Ron Santi of Minden knew his friend Lee Duncan well enough to know that when the Gardnerville insurance agent didn't make it home Tuesday night from a Lions Club meeting in Lake Tahoe, something bad had happened.
"He's a straight-forward guy and I just had a bad, bad gut feeling," Santi said Thursday night. "If he didn't come home and he didn't call, there's something wrong."
So on Thanksgiving morning, a day after Duncan's family reported him missing, the retired highway paver sneaked out of his house as his wife and three grandchildren slept and decided to retrace his friend's route.
It wouldn't be like Duncan to take Kingsbury Grade home from the North Shore meeting, said Santi, so he drove up to Spooner Summit and began the journey back down.
At each turnout, he stopped and looked around for signs of an accident " skidmarks or a break in the brush that covers the steep embankment down to Clear Creek Road.
The first pass was hindered by a thick fog, he said.
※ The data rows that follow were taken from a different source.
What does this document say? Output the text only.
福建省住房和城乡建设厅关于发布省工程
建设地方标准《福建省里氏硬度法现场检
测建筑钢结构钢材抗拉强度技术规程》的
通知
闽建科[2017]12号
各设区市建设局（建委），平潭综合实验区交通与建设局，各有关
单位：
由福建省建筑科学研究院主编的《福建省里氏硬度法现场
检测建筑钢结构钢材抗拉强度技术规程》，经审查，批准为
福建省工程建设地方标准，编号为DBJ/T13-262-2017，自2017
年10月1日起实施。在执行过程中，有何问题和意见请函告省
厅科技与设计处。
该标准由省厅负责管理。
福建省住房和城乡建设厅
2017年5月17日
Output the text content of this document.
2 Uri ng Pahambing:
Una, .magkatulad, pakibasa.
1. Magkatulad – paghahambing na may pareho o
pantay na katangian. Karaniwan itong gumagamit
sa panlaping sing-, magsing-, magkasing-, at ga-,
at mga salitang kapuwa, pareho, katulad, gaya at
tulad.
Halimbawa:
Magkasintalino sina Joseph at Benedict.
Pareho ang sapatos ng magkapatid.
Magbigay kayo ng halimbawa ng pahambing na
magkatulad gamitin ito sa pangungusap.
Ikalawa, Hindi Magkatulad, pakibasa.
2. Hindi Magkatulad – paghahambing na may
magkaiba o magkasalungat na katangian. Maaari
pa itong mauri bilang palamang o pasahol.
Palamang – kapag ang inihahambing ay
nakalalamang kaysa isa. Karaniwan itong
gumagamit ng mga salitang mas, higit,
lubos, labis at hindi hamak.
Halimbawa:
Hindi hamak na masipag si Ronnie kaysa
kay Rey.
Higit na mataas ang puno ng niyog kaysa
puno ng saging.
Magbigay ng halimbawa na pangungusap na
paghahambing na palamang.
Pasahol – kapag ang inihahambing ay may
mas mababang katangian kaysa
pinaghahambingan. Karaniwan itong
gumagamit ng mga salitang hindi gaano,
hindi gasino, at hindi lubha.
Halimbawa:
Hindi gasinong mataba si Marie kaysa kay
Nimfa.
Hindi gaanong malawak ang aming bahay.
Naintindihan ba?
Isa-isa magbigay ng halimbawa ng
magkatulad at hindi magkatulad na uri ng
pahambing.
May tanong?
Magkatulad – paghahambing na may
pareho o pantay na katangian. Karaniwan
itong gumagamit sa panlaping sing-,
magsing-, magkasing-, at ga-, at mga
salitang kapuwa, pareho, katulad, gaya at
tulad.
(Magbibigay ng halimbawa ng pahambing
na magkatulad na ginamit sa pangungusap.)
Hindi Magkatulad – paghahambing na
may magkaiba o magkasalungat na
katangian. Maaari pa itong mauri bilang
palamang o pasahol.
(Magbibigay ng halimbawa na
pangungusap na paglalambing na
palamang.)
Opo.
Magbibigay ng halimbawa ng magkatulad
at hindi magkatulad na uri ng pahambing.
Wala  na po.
On his second, he encountered the same drifting obstacle, but he could see that the cloud was lifting.
On his third and decided final journey back toward Carson City, the view had cleared and Santi again stopped at each turnout and looked over the side of the road.
"And as I looked down into the canyon I saw what could have been a shiny wheel. Then I saw a tree that was damaged halfway down. Then I spotted what looked like an overturned vehicle," he said.
Memorizing the landscape, Santi raced down the hill and turned onto Clear Creek Road. He checked his odometer and drove until he reached what he remembered.
"I parked and I started walking. I still couldn't find him, and I was going back to my vehicle," he said.
But a silhouette in the dense tangle of aspen branches and sage brush caught his eye.
Santi hunched down on his hands and knees and began crawling, moving branches aside.
There, on its roof, three miles up Clear Creek Road and 36 hours after Duncan was last seen, Santi found his friend's truck.
Duncan, 65, was lying on the inside roof of the overturned Jeep Cherokee. He was alive.According to Nevada Highway Patrol Trooper Chuck Allen, Duncan lost control of his vehicle two miles west of Highway 395.
The Jeep ran off the side of the road and rolled down the embankment, resting on its roof 250 feet from the highway above.
His seatbelt saved him, the trooper said.
"Mr. Duncan was very fortunate not to have sustained more serious injuries or death," said Allen. "Considering all of the factors involved in this crash, this was a very fortunate outcome ... especially on Thanksgiving Day."
Allen said Duncan's injuries were relatively minor " hypothermia, a broken wrist, a black eye.
As paramedics prepared to load Duncan into an ambulance, Santi went up to his friend.
"Lee, it's me Ron Santi. I'll call your family," Santi said grabbing Duncan's hand.Santi said he was sure his friend knew he was there.
"I think he did, because he squeezed my hand," he said.
There was no turkey in the Santi home on Thanksgiving. The turkey cooker was out saving lives. Instead, Santi said, he loaded up the wife and grandkids and took them out to dinner.
Then afterward, he drove up Clear Creek to show his family where he'd found his friend hours before.
"Lee is such a good friend. When my wife had a stroke last year he was the first one to show up at my doorstep with a hot meal," Santi said. "He helped me. This was my way of helping him.
"I don't believe in miracles " but I'll tell you " something told me to get up and go this morning. It was like I had a guide."